The first important work he realised upon his return to Flanders after his stay in Italy shows all the key characteristics of his style and the contribution he made to Flemish painting. The triptych of The Holy Kinship (now in Stift Kremsmünster, Kremsmünster, Austria) was painted in 1540 for the Antwerp Hosemakers Guild's altar in the Antwerp Cathedral. It is a monumental triptych showing at the centre the Virgin Mary with her mother Anna, Christ and John the Baptist. The scene is set in an overwhelming Renaissance architecture with many figures. With this work Coxie showed that he had mastered the Italian style, while not abandoning his roots.

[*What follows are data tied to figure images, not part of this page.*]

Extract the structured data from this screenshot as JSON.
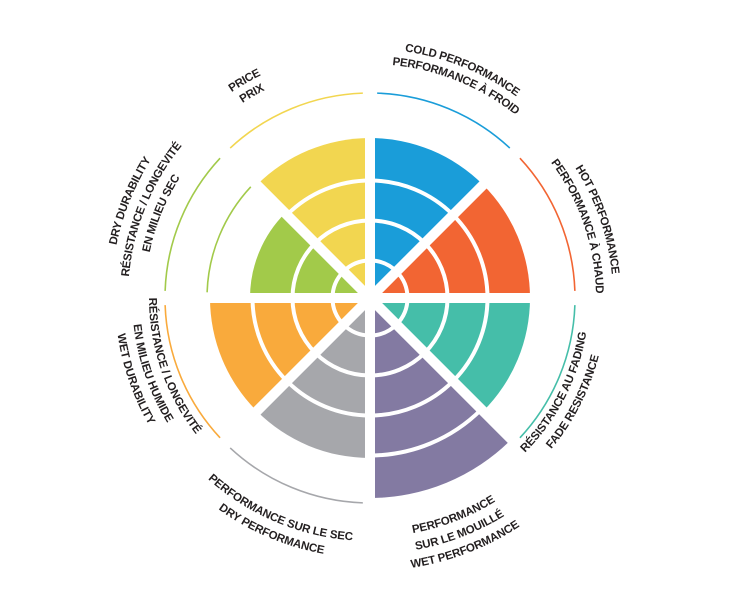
{
  "chart_data": {
    "type": "polar-bar",
    "max_rings": 5,
    "grid": false,
    "legend": "none",
    "categories": [
      {
        "label_lines": [
          "COLD PERFORMANCE",
          "PERFORMANCE À FROID"
        ],
        "value": 4,
        "color": "#1a9dd9",
        "outer_arcs": 1
      },
      {
        "label_lines": [
          "HOT PERFORMANCE",
          "PERFORMANCE À CHAUD"
        ],
        "value": 4,
        "color": "#f26533",
        "outer_arcs": 1
      },
      {
        "label_lines": [
          "RÉSISTANCE AU FADING",
          "FADE RESISTANCE"
        ],
        "value": 4,
        "color": "#45bea9",
        "outer_arcs": 1
      },
      {
        "label_lines": [
          "PERFORMANCE",
          "SUR LE MOUILLÉ",
          "WET PERFORMANCE"
        ],
        "value": 5,
        "color": "#837aa2",
        "outer_arcs": 0
      },
      {
        "label_lines": [
          "PERFORMANCE SUR LE SEC",
          "DRY PERFORMANCE"
        ],
        "value": 4,
        "color": "#a6a7ab",
        "outer_arcs": 1
      },
      {
        "label_lines": [
          "RÉSISTANCE / LONGEVITÉ",
          "EN MILIEU HUMIDE",
          "WET DURABILITY"
        ],
        "value": 4,
        "color": "#f9aa3c",
        "outer_arcs": 1
      },
      {
        "label_lines": [
          "DRY DURABILITY",
          "RÉSISTANCE / LONGEVITÉ",
          "EN MILIEU SEC"
        ],
        "value": 3,
        "color": "#a2ca4a",
        "outer_arcs": 2
      },
      {
        "label_lines": [
          "PRICE",
          "PRIX"
        ],
        "value": 4,
        "color": "#f2d650",
        "outer_arcs": 1
      }
    ]
  }
}
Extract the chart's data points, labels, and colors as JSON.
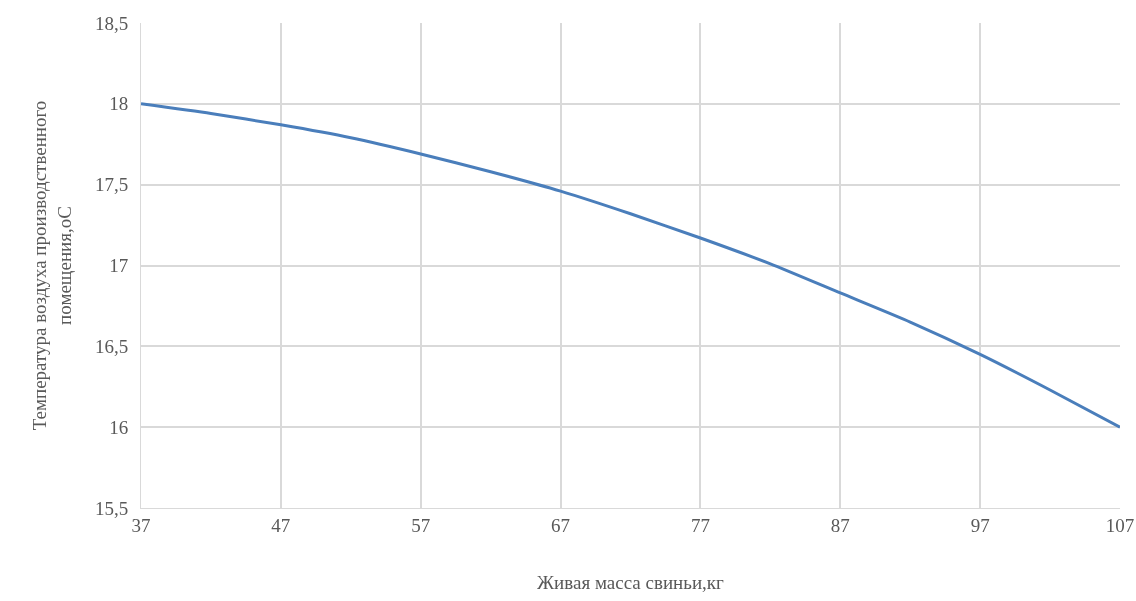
{
  "chart_data": {
    "type": "line",
    "xlabel": "Живая масса свиньи,кг",
    "ylabel": "Температура воздуха производственного\nпомещения,оС",
    "x": [
      37,
      42,
      47,
      52,
      57,
      62,
      67,
      72,
      77,
      82,
      87,
      92,
      97,
      102,
      107
    ],
    "series": [
      {
        "color": "#4a7ebb",
        "values": [
          18.0,
          17.94,
          17.87,
          17.79,
          17.69,
          17.58,
          17.46,
          17.32,
          17.17,
          17.01,
          16.83,
          16.65,
          16.45,
          16.23,
          16.0
        ]
      }
    ],
    "xlim": [
      37,
      107
    ],
    "xticks": [
      37,
      47,
      57,
      67,
      77,
      87,
      97,
      107
    ],
    "ylim": [
      15.5,
      18.5
    ],
    "yticks": [
      {
        "value": 15.5,
        "label": "15,5"
      },
      16,
      {
        "value": 16.5,
        "label": "16,5"
      },
      17,
      {
        "value": 17.5,
        "label": "17,5"
      },
      18,
      {
        "value": 18.5,
        "label": "18,5"
      }
    ],
    "grid": true,
    "marker": "none",
    "line_style": "solid"
  }
}
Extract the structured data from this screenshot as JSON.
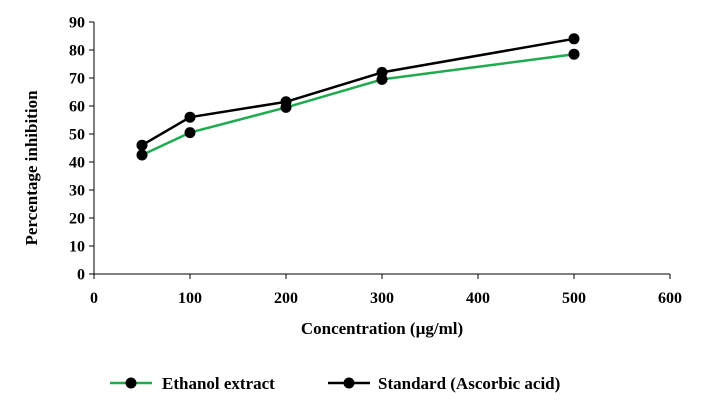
{
  "chart_data": {
    "type": "line",
    "title": "",
    "xlabel": "Concentration (µg/ml)",
    "ylabel": "Percentage inhibition",
    "xlim": [
      0,
      600
    ],
    "ylim": [
      0,
      90
    ],
    "xticks": [
      0,
      100,
      200,
      300,
      400,
      500,
      600
    ],
    "yticks": [
      0,
      10,
      20,
      30,
      40,
      50,
      60,
      70,
      80,
      90
    ],
    "grid": false,
    "legend_position": "bottom",
    "series": [
      {
        "name": "Ethanol extract",
        "color": "#1faa4f",
        "marker_color": "#000000",
        "x": [
          50,
          100,
          200,
          300,
          500
        ],
        "y": [
          42.5,
          50.5,
          59.5,
          69.5,
          78.5
        ]
      },
      {
        "name": "Standard (Ascorbic acid)",
        "color": "#000000",
        "marker_color": "#000000",
        "x": [
          50,
          100,
          200,
          300,
          500
        ],
        "y": [
          46,
          56,
          61.5,
          72,
          84
        ]
      }
    ]
  }
}
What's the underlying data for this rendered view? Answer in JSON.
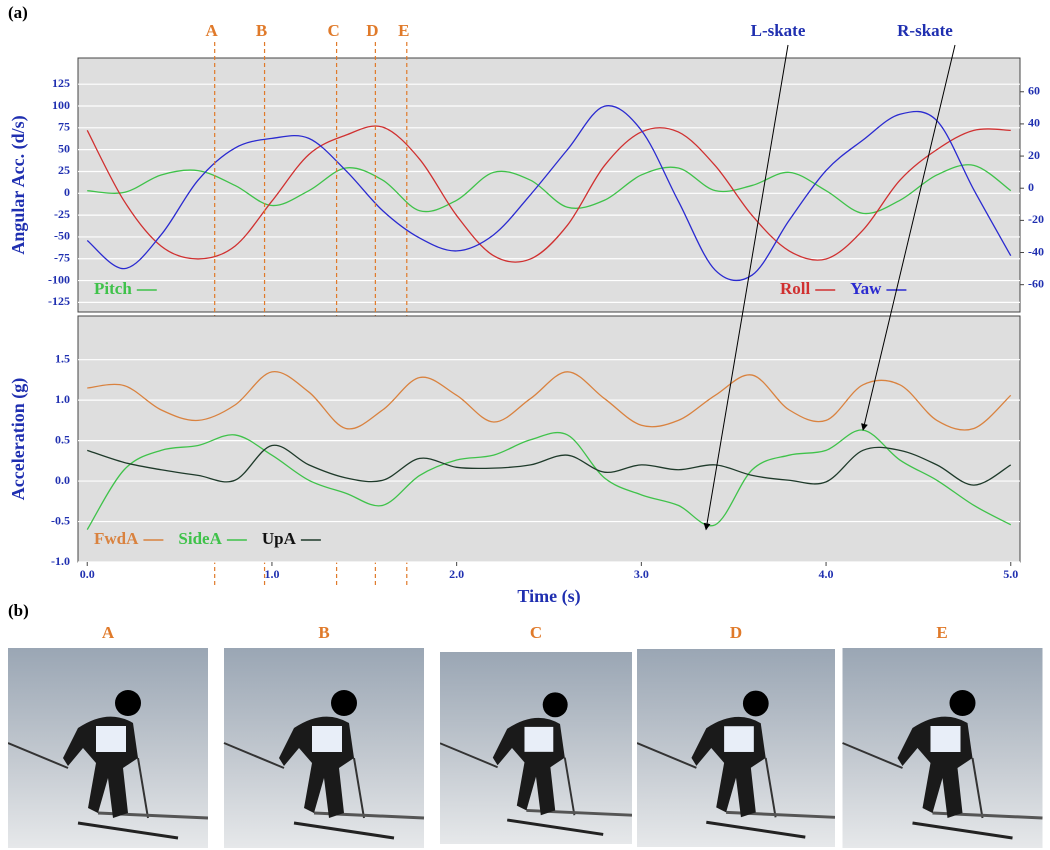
{
  "panel_label_a": "(a)",
  "panel_label_b": "(b)",
  "chart_data": [
    {
      "type": "line",
      "ylabel": "Angular Acc. (d/s)",
      "xlim": [
        -0.05,
        5.05
      ],
      "ylim": [
        -136,
        155
      ],
      "y2lim": [
        -77,
        81
      ],
      "yticks": [
        125,
        100,
        75,
        50,
        25,
        0,
        -25,
        -50,
        -75,
        -100,
        -125
      ],
      "y2ticks": [
        60,
        40,
        20,
        0,
        -20,
        -40,
        -60
      ],
      "grid": true,
      "x": [
        0,
        0.2,
        0.4,
        0.6,
        0.8,
        1.0,
        1.2,
        1.4,
        1.6,
        1.8,
        2.0,
        2.2,
        2.4,
        2.6,
        2.8,
        3.0,
        3.2,
        3.4,
        3.6,
        3.8,
        4.0,
        4.2,
        4.4,
        4.6,
        4.8,
        5.0
      ],
      "series": [
        {
          "name": "Pitch",
          "color": "#3fc24a",
          "axis": "y",
          "values": [
            3,
            1,
            21,
            26,
            9,
            -14,
            3,
            29,
            15,
            -20,
            -8,
            24,
            15,
            -16,
            -8,
            21,
            29,
            3,
            9,
            24,
            3,
            -23,
            -8,
            21,
            32,
            3
          ]
        },
        {
          "name": "Roll",
          "color": "#d03030",
          "axis": "y2",
          "values": [
            36,
            -8,
            -36,
            -44,
            -36,
            -8,
            21,
            33,
            38,
            18,
            -17,
            -42,
            -44,
            -23,
            14,
            35,
            35,
            14,
            -17,
            -39,
            -44,
            -26,
            5,
            24,
            36,
            36
          ]
        },
        {
          "name": "Yaw",
          "color": "#2a2ad0",
          "axis": "y2",
          "values": [
            -32.5,
            -50,
            -29,
            5,
            25,
            31,
            31,
            11,
            -14,
            -31,
            -39,
            -29,
            -4,
            24,
            51,
            36,
            -8,
            -51,
            -54,
            -20,
            11,
            30,
            46,
            42,
            -1,
            -42
          ]
        }
      ],
      "events": [
        {
          "x": 0.69,
          "label": "A"
        },
        {
          "x": 0.96,
          "label": "B"
        },
        {
          "x": 1.35,
          "label": "C"
        },
        {
          "x": 1.56,
          "label": "D"
        },
        {
          "x": 1.73,
          "label": "E"
        }
      ]
    },
    {
      "type": "line",
      "xlabel": "Time (s)",
      "ylabel": "Acceleration (g)",
      "xlim": [
        -0.05,
        5.05
      ],
      "ylim": [
        -1.0,
        2.04
      ],
      "xticks": [
        {
          "value": 0,
          "label": "0.0"
        },
        {
          "value": 1,
          "label": "1.0"
        },
        {
          "value": 2,
          "label": "2.0"
        },
        {
          "value": 3,
          "label": "3.0"
        },
        {
          "value": 4,
          "label": "4.0"
        },
        {
          "value": 5,
          "label": "5.0"
        }
      ],
      "yticks": [
        {
          "value": 1.5,
          "label": "1.5"
        },
        {
          "value": 1,
          "label": "1.0"
        },
        {
          "value": 0.5,
          "label": "0.5"
        },
        {
          "value": 0,
          "label": "0.0"
        },
        {
          "value": -0.5,
          "label": "-0.5"
        },
        {
          "value": -1,
          "label": "-1.0"
        }
      ],
      "grid": true,
      "legend_loc": "lower left",
      "x": [
        0,
        0.2,
        0.4,
        0.6,
        0.8,
        1.0,
        1.2,
        1.4,
        1.6,
        1.8,
        2.0,
        2.2,
        2.4,
        2.6,
        2.8,
        3.0,
        3.2,
        3.4,
        3.6,
        3.8,
        4.0,
        4.2,
        4.4,
        4.6,
        4.8,
        5.0
      ],
      "series": [
        {
          "name": "FwdA",
          "color": "#d9823f",
          "values": [
            1.15,
            1.18,
            0.88,
            0.75,
            0.94,
            1.35,
            1.1,
            0.65,
            0.88,
            1.28,
            1.06,
            0.73,
            1.02,
            1.35,
            1.02,
            0.69,
            0.75,
            1.06,
            1.31,
            0.88,
            0.75,
            1.19,
            1.19,
            0.75,
            0.65,
            1.06
          ]
        },
        {
          "name": "SideA",
          "color": "#3fc24a",
          "values": [
            -0.6,
            0.14,
            0.38,
            0.44,
            0.57,
            0.32,
            0.01,
            -0.15,
            -0.3,
            0.07,
            0.26,
            0.32,
            0.51,
            0.57,
            0.04,
            -0.17,
            -0.3,
            -0.54,
            0.14,
            0.32,
            0.38,
            0.63,
            0.26,
            0.01,
            -0.3,
            -0.54
          ]
        },
        {
          "name": "UpA",
          "color": "#1e3a2a",
          "values": [
            0.38,
            0.23,
            0.14,
            0.07,
            0.01,
            0.44,
            0.2,
            0.04,
            0.01,
            0.28,
            0.17,
            0.16,
            0.2,
            0.32,
            0.11,
            0.2,
            0.14,
            0.2,
            0.07,
            0.01,
            -0.01,
            0.38,
            0.38,
            0.2,
            -0.05,
            0.2
          ]
        }
      ],
      "annotations": [
        {
          "text": "L-skate",
          "x": 3.35,
          "y": -0.6
        },
        {
          "text": "R-skate",
          "x": 4.2,
          "y": 0.63
        }
      ]
    }
  ],
  "photos": [
    {
      "label": "A"
    },
    {
      "label": "B"
    },
    {
      "label": "C"
    },
    {
      "label": "D"
    },
    {
      "label": "E"
    }
  ]
}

The painting has many Italian characteristics. The figure of the Virgin, for instance, goes back directly to Da Vinci. The architectural columns, drapes and niches were inspired by Raphael. Flemish elements in the work are the attention to detail and the rich colour which evoke the work of Jan van Eyck and Rogier van der Weyden.

===Prints===
Like many artists of his time, Coxie provided designs for the printers and engravers. An important graphic series by Coxi recounts the story of Amor and Psyche. The series was attributed for a long time to Raphael, which testifies to Coxcie's excellence as a draughtsman. The Italian artist biographer Giorgio Vasari who knew Coxie personally recounts that Coxie made the design sketches. Another series of prints designed by Coxie tells the stories of The loves of Jupiter. He based his designs for both series on stories and art works from Antiquity as well as on works by Raphael and Michelangelo.